Published with full permission of the AFR.

 

MaxCap Group has funded developer Salvo’s mixed-use residential project in Melbourne’s Southbank, reflecting a move by funders back towards inner-city apartments in the Victorian capital.

The non-bank lender is providing a $75 million first-mortgage for the development of Stature, a 35-level mixed-use tower with 175 apartments, six levels and 2300 square metres of commercial office space and 150 square metres of ground-floor retail space at 35-51 Hancock Street.

The project has an end value of $125 million.

The market was still far from the environment five years ago when developers and funders were rushing to secure and sell projects in the Melbourne CBD and fringe suburbs, but conditions were strengthening, said Johnny Woodhouse, MaxCap’s state director for Victoria.

“We are seeing sales,” Mr Woodhouse said.

“They’re not pre-pandemic levels, but we are seeing a decent pickup. We’re in discussion with another group for another development nearby.”

Attached dwelling approvals – of apartments, townhouses and semi-detached homes – in Victoria are picking up. In the year to August, the total rose to 20,578, the highest since January.

The majority of developments in Melbourne were currently low- to mid-rise projects in established suburbs and relatively few are high-rise towers, but these projects were still selling and – importantly – settling, as Salvo’s separate, Westpac-funded Palladium project at 251 City Road had shown, Mr Woodhouse said.

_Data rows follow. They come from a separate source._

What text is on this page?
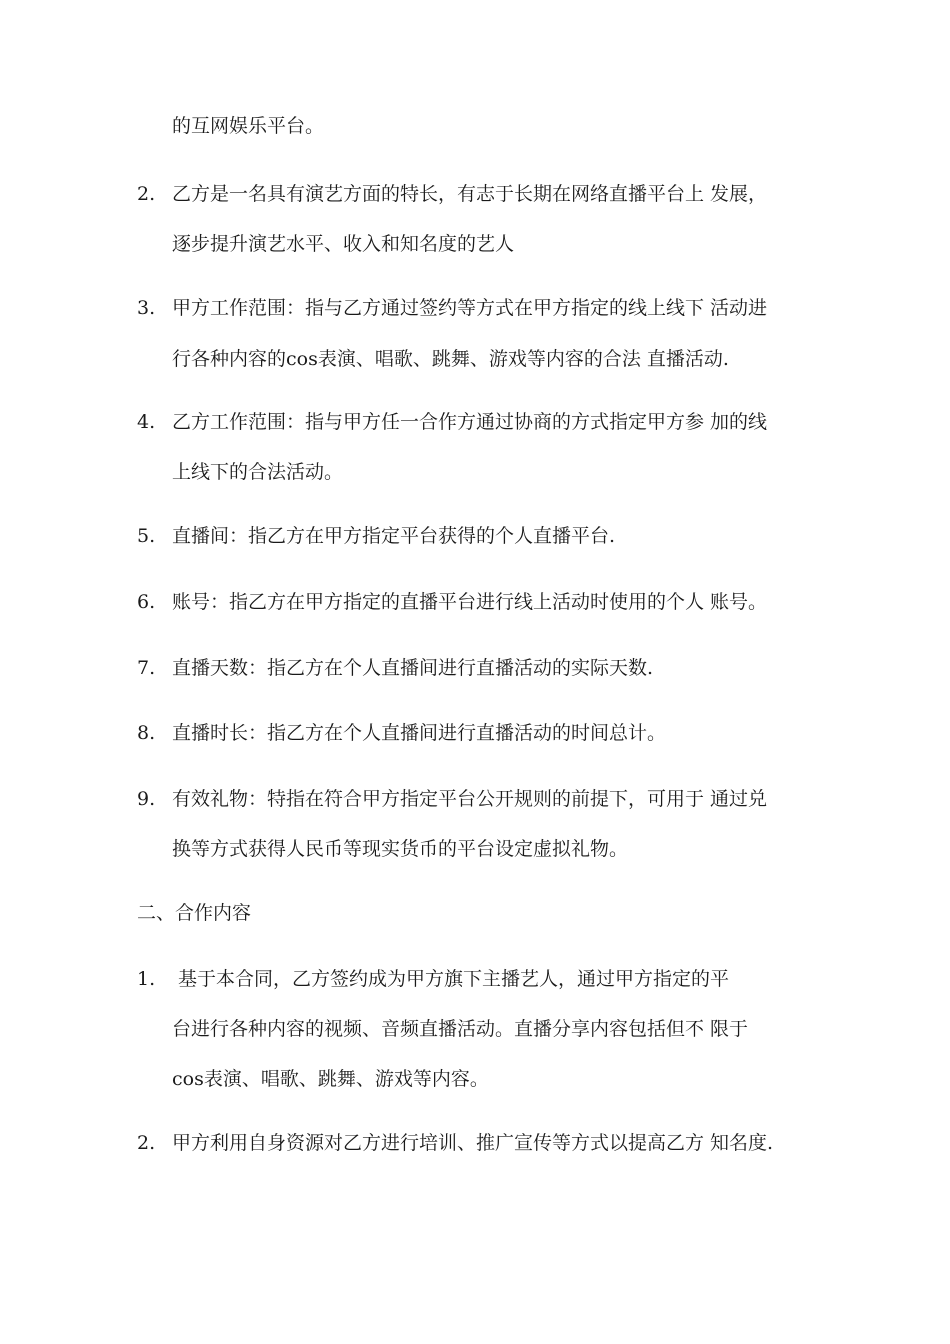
的互网娱乐平台。
2. 乙方是一名具有演艺方面的特长，有志于长期在网络直播平台上 发展，
逐步提升演艺水平、收入和知名度的艺人
3. 甲方工作范围：指与乙方通过签约等方式在甲方指定的线上线下 活动进
行各种内容的cos表演、唱歌、跳舞、游戏等内容的合法 直播活动.
4. 乙方工作范围：指与甲方任一合作方通过协商的方式指定甲方参 加的线
上线下的合法活动。
5. 直播间：指乙方在甲方指定平台获得的个人直播平台.
6. 账号：指乙方在甲方指定的直播平台进行线上活动时使用的个人 账号。
7. 直播天数：指乙方在个人直播间进行直播活动的实际天数.
8. 直播时长：指乙方在个人直播间进行直播活动的时间总计。
9. 有效礼物：特指在符合甲方指定平台公开规则的前提下，可用于 通过兑
换等方式获得人民币等现实货币的平台设定虚拟礼物。
二、合作内容
1. 基于本合同，乙方签约成为甲方旗下主播艺人，通过甲方指定的平
台进行各种内容的视频、音频直播活动。直播分享内容包括但不 限于
cos表演、唱歌、跳舞、游戏等内容。
2. 甲方利用自身资源对乙方进行培训、推广宣传等方式以提高乙方 知名度.
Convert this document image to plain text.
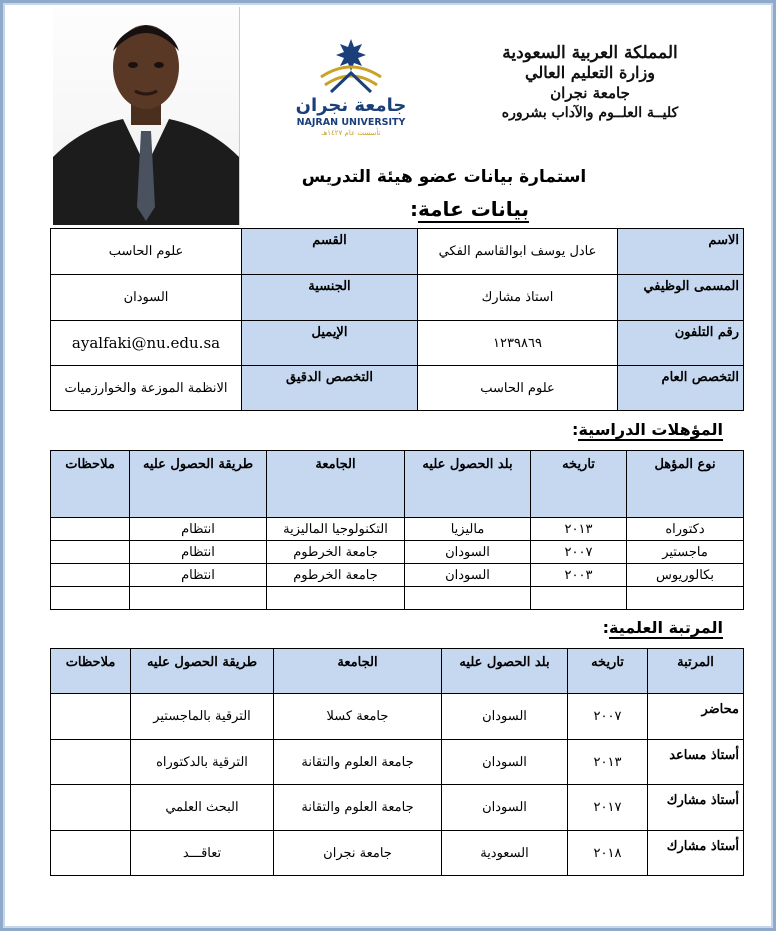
جامعة نجران
NAJRAN UNIVERSITY
تأسست عام ١٤٢٧هـ
المملكة العربية السعودية
وزارة التعليم العالي
جامعة نجران
كليــة العلــوم والآداب بشروره
استمارة بيانات عضو هيئة التدريس
بيانات عامة:
الاسم	عادل يوسف ابوالقاسم الفكي	القسم	علوم الحاسب
المسمى الوظيفي	استاذ مشارك	الجنسية	السودان
رقم التلفون	١٢٣٩٨٦٩	الإيميل	ayalfaki@nu.edu.sa
التخصص العام	علوم الحاسب	التخصص الدقيق	الانظمة الموزعة والخوارزميات
المؤهلات الدراسية:
نوع المؤهل	تاريخه	بلد الحصول عليه	الجامعة	طريقة الحصول عليه	ملاحظات
دكتوراه	٢٠١٣	ماليزيا	التكنولوجيا الماليزية	انتظام	
ماجستير	٢٠٠٧	السودان	جامعة الخرطوم	انتظام	
بكالوريوس	٢٠٠٣	السودان	جامعة الخرطوم	انتظام	

المرتبة العلمية:
المرتبة	تاريخه	بلد الحصول عليه	الجامعة	طريقة الحصول عليه	ملاحظات
محاضر	٢٠٠٧	السودان	جامعة كسلا	الترقية بالماجستير	
أستاذ مساعد	٢٠١٣	السودان	جامعة العلوم والتقانة	الترقية بالدكتوراه	
أستاذ مشارك	٢٠١٧	السودان	جامعة العلوم والتقانة	البحث العلمي	
أستاذ مشارك	٢٠١٨	السعودية	جامعة نجران	تعاقـــد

Sales had reached the 65 per cent of debt cover required to kick off construction – just under $49 million worth of sales. The average sales price across the project was $9500 per square metre, Mr Woodhouse said.

Maxcon is the builder and the Stature project was one of a number of sites, along with the $220 million Panorama Box Hill high-rise residential project that suffered COVID-19 outbreaks early last month. This had not affected the building schedule of the Stature project, however, he said.

“The program has not been impacted at this point,” Mr Woodhouse said. “They’re not the only developer who’s had an outbreak we’ve been funding.”

Sales were resilient on Melbourne’s southern edge, he said.

“It’s a good thing about Southbank,” Mr Woodhouse said. “You get a mix of investor sales but also owner-occupiers. A lot of the initial sales will be FIRB sales [to overseas buyers requiring permission to acquire property] plus younger purchasers looking to locate close to work, close to amenities.”